If you correctly partitioned the data files for exchange, there would never be a reason to do a disk defrag. Fragmentation happens because of the algorithm used to find space to write to disk. Fragmentation will never occur on a drive that contains a single file. Likewize, fragmentation will not occur when it's all sequential IO, and all the files are the same size. If you keep you logs only on a seperate spindle, all the logs are the same size and IO is sequential; the logs won't get fragmented. The database drive, if it only contains the edb and stm files, should have a very low fragmentation rate. If you seperate the stm and emb files onto seperate drives, they should not become fragmented.

The edb file, internally, stores data in 4K pages. Although pages are freed when items are deleted, the pages are marked free inside the database and the size of the edb does not shrink. Every night, during background cleanup, an online defrag of the database occurs; consolidating free 4K pages. An offline defrage of the edb actually removes the whitespace and shrinks the size of the edb. This is not necessary unless a large amount of mail has been deleted and is never coming back - ie you permanantly removed several hundred users from the server.

 
Man...that's great info. Unfortunately I don't live in a textbook Microsoft environment. I've been runnning Exchange, IIS, and hosting some asp applications all on the same box and drive.

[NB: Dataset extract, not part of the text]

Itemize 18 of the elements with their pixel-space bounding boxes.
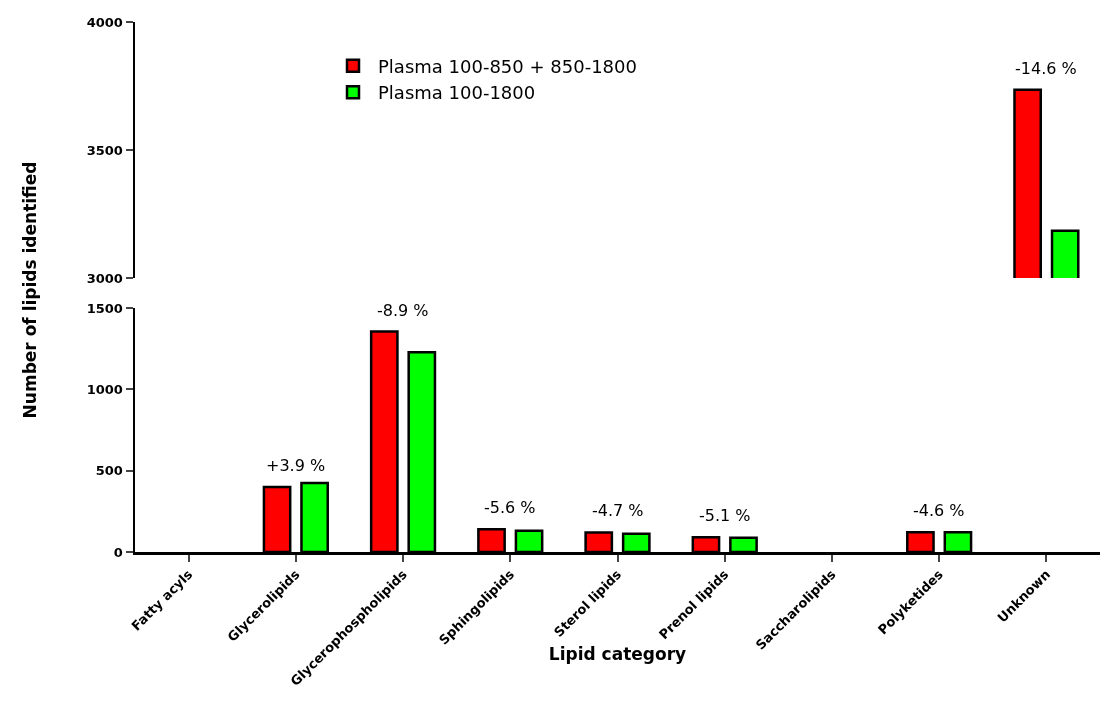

So the question still remains. Has anyone had any bad experiences using a disk defrag utility on the same drive as an Exchange database?
 
YES was only 50 user but it totally corrupted the .ebd (thank god for veritas and exchange option)
 
I've done it, takes a bit longer but I didnt see any corruption (5gb store)

if you think about it, when defrag hits the .edb file, it cant/wouldnt try to open it.. it would treat it like a normal file and move it to a more contig portion of the disk, so how could it corrupt it? maybe if you stopped the process in the middle of the op, but even then I think pointers would take care of that.. just an idea.